I’ve seen several emails over the years encouraging officers, incorrectly to rely upon the Mental Capacity Act to justifying coercing vulnerable people from their homes and I’ve heard mental health professionals training it to rooms full of police officers. We already know this would quite often be illegal, because the Sessay case was heard in the courts in 2010. More examples exist on insufficient or inadequate legal knowledge in mental health influencing the actions of the police with disastrous consequences: including, most recently, the inquest into the death of Kingsley BURRELL hearing that police officers and junior ambulance technicians (one of whom was still in training and yet to qualify) being asked to convey a semi-sedate d patient notwithstanding what paragraph 11.5 of the (old) Code of Practice may have to say about the subject.
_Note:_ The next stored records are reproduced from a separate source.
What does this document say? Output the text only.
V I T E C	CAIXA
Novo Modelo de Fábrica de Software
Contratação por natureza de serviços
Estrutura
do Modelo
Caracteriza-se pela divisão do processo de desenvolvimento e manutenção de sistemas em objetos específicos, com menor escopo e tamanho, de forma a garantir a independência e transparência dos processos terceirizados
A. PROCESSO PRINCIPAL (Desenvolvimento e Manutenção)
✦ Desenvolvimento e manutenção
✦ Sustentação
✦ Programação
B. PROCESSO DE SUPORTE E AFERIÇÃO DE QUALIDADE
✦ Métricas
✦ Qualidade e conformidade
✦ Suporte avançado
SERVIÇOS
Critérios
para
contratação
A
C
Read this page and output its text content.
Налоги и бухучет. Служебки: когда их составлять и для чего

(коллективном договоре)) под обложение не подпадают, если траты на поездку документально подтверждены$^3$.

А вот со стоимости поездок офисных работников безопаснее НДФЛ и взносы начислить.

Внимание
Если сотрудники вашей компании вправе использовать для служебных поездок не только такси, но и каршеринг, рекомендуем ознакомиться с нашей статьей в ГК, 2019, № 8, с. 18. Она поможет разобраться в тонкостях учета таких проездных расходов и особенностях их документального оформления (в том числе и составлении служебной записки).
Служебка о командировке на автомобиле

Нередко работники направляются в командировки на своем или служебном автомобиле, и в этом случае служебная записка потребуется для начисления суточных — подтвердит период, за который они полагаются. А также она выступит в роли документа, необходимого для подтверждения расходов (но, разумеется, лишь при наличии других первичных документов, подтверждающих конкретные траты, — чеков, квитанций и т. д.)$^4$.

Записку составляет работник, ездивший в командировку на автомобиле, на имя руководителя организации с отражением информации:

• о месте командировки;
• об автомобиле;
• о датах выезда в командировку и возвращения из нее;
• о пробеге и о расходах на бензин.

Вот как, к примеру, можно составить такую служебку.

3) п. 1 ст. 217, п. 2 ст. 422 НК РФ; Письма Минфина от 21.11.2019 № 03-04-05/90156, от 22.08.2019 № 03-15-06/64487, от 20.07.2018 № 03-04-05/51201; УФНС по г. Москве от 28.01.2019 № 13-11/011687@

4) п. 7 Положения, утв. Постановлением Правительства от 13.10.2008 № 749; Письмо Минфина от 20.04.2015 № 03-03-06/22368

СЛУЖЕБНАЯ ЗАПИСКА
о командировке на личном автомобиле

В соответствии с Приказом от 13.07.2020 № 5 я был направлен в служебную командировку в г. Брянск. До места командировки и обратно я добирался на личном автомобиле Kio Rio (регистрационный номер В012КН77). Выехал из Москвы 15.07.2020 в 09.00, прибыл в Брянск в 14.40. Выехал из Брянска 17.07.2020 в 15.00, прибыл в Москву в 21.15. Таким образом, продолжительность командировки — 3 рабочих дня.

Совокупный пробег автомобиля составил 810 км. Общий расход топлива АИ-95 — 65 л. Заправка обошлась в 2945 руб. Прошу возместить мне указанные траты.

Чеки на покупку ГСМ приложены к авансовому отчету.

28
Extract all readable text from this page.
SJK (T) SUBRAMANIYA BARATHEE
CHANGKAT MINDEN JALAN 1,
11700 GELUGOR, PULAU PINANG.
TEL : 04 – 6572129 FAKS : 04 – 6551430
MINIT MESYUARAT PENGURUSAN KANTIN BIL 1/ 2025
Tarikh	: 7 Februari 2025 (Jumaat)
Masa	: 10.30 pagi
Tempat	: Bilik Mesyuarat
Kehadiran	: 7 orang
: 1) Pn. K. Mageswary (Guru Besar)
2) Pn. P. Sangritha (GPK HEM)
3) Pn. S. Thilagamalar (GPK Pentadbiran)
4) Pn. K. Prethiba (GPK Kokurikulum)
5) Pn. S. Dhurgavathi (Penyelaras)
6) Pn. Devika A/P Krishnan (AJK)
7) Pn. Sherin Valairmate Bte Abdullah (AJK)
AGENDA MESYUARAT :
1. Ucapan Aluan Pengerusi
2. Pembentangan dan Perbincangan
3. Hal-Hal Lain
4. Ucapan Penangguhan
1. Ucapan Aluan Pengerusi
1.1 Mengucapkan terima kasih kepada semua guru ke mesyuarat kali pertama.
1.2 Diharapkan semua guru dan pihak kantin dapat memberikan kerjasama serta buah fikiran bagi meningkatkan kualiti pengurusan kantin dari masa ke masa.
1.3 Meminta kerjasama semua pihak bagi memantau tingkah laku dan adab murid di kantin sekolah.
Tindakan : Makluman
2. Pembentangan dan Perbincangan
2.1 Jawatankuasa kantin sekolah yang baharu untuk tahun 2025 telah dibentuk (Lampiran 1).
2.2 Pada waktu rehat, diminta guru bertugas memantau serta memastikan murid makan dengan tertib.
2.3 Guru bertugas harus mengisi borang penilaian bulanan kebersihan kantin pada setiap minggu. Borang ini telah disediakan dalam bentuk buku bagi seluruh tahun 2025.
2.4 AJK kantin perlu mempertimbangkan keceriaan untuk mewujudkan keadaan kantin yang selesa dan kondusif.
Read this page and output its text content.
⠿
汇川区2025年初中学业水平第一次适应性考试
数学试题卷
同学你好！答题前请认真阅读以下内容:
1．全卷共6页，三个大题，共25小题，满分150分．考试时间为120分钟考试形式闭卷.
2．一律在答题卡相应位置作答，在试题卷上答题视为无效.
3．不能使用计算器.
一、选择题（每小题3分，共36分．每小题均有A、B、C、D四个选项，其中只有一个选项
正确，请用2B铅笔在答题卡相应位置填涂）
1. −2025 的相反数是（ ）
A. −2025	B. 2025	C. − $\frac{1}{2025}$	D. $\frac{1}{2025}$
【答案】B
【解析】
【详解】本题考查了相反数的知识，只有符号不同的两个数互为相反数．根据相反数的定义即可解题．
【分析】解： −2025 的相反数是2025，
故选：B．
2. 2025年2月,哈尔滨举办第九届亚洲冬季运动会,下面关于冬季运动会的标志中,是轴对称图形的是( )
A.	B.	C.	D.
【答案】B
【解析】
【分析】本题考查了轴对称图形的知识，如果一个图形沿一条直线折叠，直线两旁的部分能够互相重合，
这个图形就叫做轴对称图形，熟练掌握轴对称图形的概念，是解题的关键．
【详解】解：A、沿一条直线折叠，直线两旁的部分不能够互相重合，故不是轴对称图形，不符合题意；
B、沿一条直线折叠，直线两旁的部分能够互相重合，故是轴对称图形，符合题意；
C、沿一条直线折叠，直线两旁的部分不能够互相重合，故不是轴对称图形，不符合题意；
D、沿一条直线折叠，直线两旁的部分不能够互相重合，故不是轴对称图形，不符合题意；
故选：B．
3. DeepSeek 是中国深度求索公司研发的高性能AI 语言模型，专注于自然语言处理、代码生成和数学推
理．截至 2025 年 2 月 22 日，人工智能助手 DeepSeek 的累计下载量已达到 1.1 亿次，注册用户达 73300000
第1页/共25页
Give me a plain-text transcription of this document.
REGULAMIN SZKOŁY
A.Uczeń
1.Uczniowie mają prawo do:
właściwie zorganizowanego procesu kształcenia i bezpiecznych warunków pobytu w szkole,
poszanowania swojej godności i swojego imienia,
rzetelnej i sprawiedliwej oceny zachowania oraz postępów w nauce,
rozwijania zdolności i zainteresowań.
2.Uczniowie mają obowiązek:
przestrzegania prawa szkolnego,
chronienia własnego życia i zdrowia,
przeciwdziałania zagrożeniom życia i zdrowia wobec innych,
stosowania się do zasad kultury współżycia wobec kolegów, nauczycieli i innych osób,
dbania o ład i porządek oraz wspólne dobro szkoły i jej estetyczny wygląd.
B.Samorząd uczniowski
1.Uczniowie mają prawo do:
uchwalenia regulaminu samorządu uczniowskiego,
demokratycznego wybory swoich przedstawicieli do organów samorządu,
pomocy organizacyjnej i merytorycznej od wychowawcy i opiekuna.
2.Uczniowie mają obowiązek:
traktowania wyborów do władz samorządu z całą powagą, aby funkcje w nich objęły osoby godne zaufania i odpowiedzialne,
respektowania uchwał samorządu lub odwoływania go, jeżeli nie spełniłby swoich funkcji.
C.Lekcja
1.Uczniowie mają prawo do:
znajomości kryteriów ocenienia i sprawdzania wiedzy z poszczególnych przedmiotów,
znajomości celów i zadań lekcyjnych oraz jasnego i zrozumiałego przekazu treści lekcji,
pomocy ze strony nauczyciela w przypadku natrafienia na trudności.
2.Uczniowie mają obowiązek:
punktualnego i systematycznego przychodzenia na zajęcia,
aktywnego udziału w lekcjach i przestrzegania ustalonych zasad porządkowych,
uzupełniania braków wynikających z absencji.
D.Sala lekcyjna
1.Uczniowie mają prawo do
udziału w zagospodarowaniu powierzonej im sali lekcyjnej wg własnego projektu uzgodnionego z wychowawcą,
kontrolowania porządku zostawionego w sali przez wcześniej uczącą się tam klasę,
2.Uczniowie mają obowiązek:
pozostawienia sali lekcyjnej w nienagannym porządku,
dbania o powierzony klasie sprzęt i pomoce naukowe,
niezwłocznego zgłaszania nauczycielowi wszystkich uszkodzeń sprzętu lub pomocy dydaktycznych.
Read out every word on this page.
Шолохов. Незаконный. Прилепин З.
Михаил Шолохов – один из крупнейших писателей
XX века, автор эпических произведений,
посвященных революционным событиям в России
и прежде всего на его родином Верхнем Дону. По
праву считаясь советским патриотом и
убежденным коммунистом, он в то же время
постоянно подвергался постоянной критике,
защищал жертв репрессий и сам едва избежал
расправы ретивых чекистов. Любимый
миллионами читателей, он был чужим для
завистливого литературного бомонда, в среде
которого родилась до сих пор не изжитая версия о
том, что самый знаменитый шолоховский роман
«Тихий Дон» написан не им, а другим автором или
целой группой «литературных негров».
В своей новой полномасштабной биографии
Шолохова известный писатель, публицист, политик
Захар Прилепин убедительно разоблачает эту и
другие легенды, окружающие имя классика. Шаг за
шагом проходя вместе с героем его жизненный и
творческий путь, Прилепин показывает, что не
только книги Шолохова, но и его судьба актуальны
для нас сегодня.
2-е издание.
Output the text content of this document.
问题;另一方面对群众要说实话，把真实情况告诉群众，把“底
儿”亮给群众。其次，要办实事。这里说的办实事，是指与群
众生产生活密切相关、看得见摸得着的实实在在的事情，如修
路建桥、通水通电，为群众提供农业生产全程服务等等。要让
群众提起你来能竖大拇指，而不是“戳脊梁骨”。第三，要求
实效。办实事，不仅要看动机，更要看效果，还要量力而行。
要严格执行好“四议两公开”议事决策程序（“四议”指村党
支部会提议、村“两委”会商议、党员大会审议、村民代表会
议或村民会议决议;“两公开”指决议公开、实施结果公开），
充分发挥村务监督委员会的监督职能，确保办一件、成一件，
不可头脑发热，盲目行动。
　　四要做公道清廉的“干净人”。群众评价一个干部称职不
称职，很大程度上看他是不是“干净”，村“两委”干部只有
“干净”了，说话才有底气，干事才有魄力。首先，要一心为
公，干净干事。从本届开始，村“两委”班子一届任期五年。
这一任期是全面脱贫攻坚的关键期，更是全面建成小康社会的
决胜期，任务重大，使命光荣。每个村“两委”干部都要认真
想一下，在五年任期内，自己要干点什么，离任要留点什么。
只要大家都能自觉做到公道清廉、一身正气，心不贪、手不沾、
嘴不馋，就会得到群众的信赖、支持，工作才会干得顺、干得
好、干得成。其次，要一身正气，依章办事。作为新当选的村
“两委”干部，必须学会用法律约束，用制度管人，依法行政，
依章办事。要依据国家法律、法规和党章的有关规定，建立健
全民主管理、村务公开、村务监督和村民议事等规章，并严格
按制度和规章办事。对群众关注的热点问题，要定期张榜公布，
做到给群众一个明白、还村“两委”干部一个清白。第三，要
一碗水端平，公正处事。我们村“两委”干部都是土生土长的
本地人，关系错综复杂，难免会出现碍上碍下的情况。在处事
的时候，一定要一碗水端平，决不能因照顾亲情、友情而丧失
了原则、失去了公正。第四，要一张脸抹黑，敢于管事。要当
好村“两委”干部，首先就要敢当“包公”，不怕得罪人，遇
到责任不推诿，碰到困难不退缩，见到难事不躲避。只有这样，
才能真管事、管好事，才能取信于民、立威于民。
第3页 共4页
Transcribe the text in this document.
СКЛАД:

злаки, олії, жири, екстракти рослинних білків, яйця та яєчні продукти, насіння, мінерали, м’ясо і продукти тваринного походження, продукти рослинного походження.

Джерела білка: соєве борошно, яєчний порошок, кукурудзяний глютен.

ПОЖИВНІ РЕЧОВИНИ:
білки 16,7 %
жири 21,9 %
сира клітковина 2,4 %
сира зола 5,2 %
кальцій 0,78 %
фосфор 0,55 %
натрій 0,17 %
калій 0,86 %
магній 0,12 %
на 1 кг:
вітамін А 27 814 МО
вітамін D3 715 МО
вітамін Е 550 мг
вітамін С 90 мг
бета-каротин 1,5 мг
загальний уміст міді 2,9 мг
It’s long been my own practice for well over a decade to go back to source material on mental health and capacity law and to speak to lawyers about it, or to read what they write. Most of us probably don’t realise how little legal training mental health professionals receive in their training. Apart from those who qualify as Approved Mental Health Professionals, training is very limited. AMHPs take a qualifying legal exam as a part of their post-graduate education but for example, some mental health nursing degrees contain just a few hours of law covering the main sections that are applied in hospital inpatient care. Psychiatrists have to do some law in a qualification course that lasts a couple of days when qualifying as “section 12” Doctors (England and Wales). I’m not trying to knock mental health professionals themselves: I know many mental health nurses in particular with very good legal knowledge, most usually self-acquired because of that person’s particular interest.
Police forces need to ensure they are quality assuring the training their officers are receiving because untoward incidents are littered with examples of where we’re operating against a background of legal inaccuracy and policy conflation. We should be careful.